Director's Dealing Classification · 95% confidence The document is explicitly titled 'Form 8.3 - The Vanguard Group, Inc.: Takeaway.com N.V.' and references 'Rule 8.3 of the Takeover Code (the "Code")'. This form is a 'PUBLIC OPENING POSITION DISCLOSURE/DEALING DISCLOSURE BY A PERSON WITH INTERESTS IN RELEVANT SECURITIES REPRESENTING 1% OR MORE' related to an offer involving Takeaway.com N.V. and Just Eat plc. This type of disclosure relates to insider dealings or significant ownership changes during a takeover or merger scenario. Among the provided codes, 'Director's Dealing (DIRS)' covers personal share transactions by executives, and 'M&A Activity (TAR)' covers merger proposals or takeover bids. Since this is a mandatory disclosure related to a potential takeover (indicated by the reference to the Takeover Code and the involvement of two companies in a potential transaction), it most closely aligns with disclosures surrounding M&A activity, although it is specifically an insider/major shareholder disclosure. However, the core subject is the disclosure of interests/dealings in securities relevant to a takeover bid. Given the options, 'Director's Dealing (DIRS)' is the closest fit for reporting personal transactions/holdings by an interested party, even if the context is a takeover. If 'TAR' (M&A Activity) is interpreted broadly to include all mandatory disclosures during a bid, it could fit, but DIRS specifically covers dealing disclosures by interested parties.
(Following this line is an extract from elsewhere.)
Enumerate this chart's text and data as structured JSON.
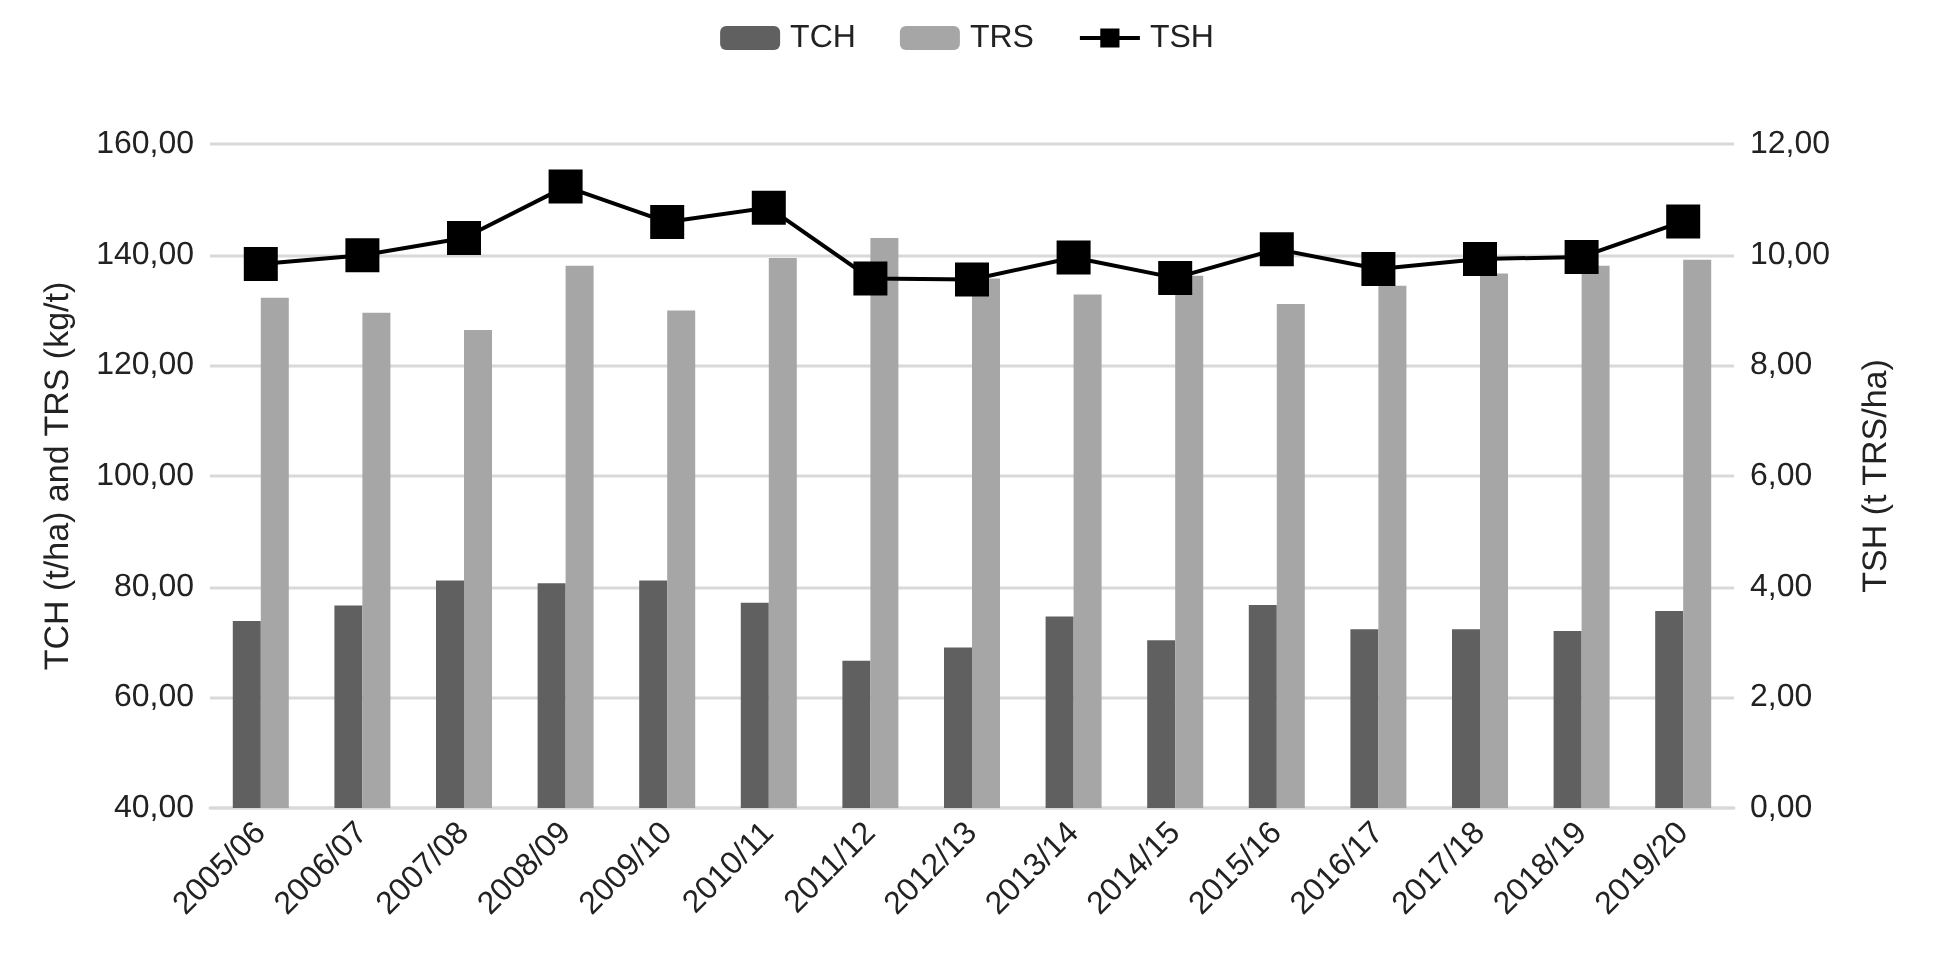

Since the document is a specific regulatory disclosure about holdings/dealings during a potential takeover, and there is no specific code for 'Takeover Disclosure Form 8.3', we must choose the best fit. Form 8.3 is fundamentally about disclosing interests/dealings. Therefore, DIRS is the most appropriate classification for a dealing disclosure, even if the context is M&A.